New York (Metrobali.com)-

Harga minyak global naik pada Jumat (Sabtu pagi WIB), dipicu meningkatnya kekhawatiran di Timur Tengah, setelah Washington mengatakan akan memberikan dukungan militer kepada pemberontak Suriah dan Iran menggelar pemungutan suara untuk memilih presiden baru.

Data ekonomi Amerika Serikat juga membantu pasar, kata analis.

Kontrak utama New York, minyak mentah light sweet atau West Texas Intermediate (WTI) untuk pengiriman Juli, bertambah 1,16 dolar AS dari Kamis menjadi ditutup pada 97,85 dolar AS per barel, tingkat terbaik sejak akhir Januari.

Di perdagangan London, minyak mentah Brent North Sea untuk pengiriman Agustus naik 98 sen menjadi menetap pada 105,93 dolar AS per barel.

Para analis mengatakan data AS yang dilaporkan Kamis, menunjukkan kenaikan dalam penjualan ritel pada Mei, terutama untuk mobil dan truk, serta penurunan klaim manfaat asuransi pengangguran, mendukung kepercayaan pada pertumbuhan ekonomi AS.

“Harga minyak mentah telah menguat … karena pasar terus mencerna statistik ritel dan pengangguran AS yang lebih baik dari perkiraan,” kata analis Myrto Sokou pada perusahaan pialang Sucden di London.
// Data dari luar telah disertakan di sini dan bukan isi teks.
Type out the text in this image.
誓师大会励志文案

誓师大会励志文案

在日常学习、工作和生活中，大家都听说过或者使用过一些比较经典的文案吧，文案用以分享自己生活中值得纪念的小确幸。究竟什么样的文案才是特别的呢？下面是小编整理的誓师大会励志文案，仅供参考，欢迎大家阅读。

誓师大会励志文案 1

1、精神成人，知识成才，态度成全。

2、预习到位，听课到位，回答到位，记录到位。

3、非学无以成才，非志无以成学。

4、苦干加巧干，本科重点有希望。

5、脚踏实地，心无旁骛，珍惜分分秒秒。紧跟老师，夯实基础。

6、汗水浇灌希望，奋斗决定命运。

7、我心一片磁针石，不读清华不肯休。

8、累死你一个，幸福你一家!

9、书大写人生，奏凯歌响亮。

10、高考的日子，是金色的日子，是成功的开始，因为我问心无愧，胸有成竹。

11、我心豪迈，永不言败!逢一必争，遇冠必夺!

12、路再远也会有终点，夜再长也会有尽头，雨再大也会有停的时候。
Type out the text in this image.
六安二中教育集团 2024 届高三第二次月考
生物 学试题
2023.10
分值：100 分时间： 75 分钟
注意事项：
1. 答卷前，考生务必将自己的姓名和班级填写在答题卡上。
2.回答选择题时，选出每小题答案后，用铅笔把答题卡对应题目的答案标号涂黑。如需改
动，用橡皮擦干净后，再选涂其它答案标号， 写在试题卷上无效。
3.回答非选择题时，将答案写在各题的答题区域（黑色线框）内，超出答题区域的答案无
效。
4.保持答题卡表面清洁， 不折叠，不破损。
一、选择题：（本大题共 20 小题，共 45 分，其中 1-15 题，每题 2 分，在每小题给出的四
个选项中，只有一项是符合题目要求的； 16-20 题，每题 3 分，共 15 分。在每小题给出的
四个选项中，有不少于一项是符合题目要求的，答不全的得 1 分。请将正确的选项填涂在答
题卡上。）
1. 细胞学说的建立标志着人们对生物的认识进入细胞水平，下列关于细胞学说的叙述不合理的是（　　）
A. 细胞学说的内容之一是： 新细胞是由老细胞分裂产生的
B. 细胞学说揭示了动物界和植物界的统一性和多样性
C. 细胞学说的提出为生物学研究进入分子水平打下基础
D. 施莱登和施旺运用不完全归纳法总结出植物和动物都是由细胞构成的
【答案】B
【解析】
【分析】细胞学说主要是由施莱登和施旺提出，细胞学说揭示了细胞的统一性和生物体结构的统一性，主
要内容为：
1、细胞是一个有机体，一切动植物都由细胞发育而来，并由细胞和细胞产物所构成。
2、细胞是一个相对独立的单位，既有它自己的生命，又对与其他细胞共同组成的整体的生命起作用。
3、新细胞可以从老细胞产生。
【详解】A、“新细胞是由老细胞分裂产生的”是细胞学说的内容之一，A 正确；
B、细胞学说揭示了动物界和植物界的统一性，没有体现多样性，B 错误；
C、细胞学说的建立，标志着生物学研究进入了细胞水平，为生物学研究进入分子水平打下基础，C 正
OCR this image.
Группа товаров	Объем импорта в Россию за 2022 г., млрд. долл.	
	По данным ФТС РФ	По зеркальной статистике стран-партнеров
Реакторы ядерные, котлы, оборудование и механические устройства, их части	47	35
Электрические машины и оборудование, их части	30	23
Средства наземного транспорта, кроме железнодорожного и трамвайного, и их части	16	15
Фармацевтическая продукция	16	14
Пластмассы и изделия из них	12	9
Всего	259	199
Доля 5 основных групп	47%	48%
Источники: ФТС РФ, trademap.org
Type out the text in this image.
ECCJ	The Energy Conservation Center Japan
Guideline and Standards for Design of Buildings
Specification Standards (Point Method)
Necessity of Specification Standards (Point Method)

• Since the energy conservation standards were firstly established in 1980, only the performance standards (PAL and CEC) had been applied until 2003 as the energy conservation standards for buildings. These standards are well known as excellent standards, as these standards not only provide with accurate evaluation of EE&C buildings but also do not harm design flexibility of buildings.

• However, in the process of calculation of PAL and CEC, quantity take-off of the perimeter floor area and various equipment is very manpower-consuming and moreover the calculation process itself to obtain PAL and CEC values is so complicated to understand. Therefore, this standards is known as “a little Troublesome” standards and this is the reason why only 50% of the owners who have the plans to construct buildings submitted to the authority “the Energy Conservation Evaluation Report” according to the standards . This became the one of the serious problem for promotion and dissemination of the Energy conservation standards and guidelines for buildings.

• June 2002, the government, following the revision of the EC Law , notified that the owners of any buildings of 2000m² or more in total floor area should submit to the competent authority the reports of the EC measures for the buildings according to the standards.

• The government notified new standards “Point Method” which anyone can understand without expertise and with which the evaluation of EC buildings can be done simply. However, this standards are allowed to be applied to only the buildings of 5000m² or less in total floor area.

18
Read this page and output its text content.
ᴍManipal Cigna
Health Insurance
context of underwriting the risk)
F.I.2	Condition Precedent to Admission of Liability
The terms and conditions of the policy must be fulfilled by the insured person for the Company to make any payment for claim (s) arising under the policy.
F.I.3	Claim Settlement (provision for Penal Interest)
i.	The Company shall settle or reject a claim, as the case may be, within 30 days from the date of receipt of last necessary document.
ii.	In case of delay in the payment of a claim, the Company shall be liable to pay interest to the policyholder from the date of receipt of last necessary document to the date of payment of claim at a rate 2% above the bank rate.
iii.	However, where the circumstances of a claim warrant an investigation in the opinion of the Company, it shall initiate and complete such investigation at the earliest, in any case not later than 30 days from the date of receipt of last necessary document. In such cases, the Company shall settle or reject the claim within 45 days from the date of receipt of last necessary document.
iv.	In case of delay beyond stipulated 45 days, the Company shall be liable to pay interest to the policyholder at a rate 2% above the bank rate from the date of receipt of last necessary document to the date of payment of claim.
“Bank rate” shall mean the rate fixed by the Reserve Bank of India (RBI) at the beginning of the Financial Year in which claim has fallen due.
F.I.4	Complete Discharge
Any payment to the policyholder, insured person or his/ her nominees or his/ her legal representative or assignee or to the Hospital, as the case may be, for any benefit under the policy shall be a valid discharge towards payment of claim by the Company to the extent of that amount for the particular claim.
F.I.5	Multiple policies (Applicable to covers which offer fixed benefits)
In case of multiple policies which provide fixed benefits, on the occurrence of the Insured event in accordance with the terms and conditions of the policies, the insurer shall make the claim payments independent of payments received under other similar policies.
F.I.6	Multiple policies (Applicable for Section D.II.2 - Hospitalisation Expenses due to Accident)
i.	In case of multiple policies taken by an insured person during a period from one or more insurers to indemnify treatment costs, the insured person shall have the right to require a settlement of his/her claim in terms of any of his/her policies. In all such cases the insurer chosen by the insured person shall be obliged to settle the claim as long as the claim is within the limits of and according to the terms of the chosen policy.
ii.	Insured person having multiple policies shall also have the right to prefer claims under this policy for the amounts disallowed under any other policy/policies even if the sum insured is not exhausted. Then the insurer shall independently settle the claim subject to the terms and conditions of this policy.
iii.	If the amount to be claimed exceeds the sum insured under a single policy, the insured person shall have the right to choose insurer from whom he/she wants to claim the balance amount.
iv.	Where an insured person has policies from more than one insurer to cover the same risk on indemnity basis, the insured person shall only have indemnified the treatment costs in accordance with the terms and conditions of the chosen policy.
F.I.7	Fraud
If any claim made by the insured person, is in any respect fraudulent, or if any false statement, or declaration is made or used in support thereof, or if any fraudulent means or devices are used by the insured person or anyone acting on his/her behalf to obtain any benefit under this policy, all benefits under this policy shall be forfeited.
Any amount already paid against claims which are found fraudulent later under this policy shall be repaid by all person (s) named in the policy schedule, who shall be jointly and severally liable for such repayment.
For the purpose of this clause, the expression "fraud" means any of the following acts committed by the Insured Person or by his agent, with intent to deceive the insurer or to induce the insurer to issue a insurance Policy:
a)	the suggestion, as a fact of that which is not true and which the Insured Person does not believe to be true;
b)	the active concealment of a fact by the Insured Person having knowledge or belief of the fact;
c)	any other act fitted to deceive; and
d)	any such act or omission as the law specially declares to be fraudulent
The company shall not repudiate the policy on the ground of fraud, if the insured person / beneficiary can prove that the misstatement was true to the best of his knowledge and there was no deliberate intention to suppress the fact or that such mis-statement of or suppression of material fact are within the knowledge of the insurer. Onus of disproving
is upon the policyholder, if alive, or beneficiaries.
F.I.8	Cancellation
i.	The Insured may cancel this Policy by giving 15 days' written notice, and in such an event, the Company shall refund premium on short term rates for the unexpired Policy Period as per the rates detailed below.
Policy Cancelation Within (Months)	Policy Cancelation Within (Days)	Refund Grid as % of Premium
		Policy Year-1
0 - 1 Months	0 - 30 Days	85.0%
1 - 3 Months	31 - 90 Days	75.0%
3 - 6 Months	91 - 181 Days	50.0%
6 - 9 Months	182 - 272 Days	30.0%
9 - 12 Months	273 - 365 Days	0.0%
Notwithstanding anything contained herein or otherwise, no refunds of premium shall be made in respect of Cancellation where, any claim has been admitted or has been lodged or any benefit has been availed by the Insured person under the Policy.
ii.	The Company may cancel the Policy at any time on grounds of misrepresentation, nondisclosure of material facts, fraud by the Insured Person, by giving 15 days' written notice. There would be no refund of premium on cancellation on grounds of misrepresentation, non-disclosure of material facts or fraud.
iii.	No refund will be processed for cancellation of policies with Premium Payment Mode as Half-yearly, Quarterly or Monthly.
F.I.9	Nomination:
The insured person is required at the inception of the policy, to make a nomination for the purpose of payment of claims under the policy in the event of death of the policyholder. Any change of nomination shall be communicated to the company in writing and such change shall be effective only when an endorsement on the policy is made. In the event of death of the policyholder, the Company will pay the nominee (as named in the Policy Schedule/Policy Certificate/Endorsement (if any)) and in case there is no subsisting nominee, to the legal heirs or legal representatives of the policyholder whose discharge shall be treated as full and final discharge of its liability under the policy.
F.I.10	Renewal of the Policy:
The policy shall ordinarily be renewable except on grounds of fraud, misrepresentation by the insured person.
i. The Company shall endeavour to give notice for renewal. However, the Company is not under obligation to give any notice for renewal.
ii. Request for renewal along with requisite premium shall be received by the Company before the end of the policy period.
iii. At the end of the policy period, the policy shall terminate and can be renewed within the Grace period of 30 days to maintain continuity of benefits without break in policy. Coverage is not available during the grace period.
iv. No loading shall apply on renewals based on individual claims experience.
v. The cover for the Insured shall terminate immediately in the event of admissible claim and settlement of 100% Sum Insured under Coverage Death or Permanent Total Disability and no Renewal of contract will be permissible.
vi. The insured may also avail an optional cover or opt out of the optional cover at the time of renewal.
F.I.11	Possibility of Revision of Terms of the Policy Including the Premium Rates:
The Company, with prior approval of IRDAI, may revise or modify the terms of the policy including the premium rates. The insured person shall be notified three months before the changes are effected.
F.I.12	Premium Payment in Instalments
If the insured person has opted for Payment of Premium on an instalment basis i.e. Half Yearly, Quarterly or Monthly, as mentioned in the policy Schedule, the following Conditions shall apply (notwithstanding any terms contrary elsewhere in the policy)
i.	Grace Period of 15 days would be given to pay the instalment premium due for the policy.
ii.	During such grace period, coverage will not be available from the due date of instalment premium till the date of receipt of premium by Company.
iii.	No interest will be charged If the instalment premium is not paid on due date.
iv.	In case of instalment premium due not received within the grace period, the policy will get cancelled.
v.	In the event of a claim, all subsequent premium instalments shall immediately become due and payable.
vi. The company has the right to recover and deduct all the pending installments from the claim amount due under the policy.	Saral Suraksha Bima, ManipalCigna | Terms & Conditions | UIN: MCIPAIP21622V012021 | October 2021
“Penjualan ritel didorong oleh penjualan mobil menimbulkan spekulasi bahwa orang mungkin benar-benar akan memerlukan bahan bakar minyak,” gurau Phil Flynn dari PRICE Futures Group.

Tetapi banyak perhatian ke Timur Tengah, setelah para pejabat AS mengatakan mereka memiliki bukti penggunaan senjata kimia oleh pasukan dukungan pemimpin Suriah Bashar al-Assad.

Para pejabat mengatakan Amerika Serikat siap untuk meningkatkan dukungan kepada para pemberontak Suriah, meningkatkan kekhawatiran eskalasi konflik.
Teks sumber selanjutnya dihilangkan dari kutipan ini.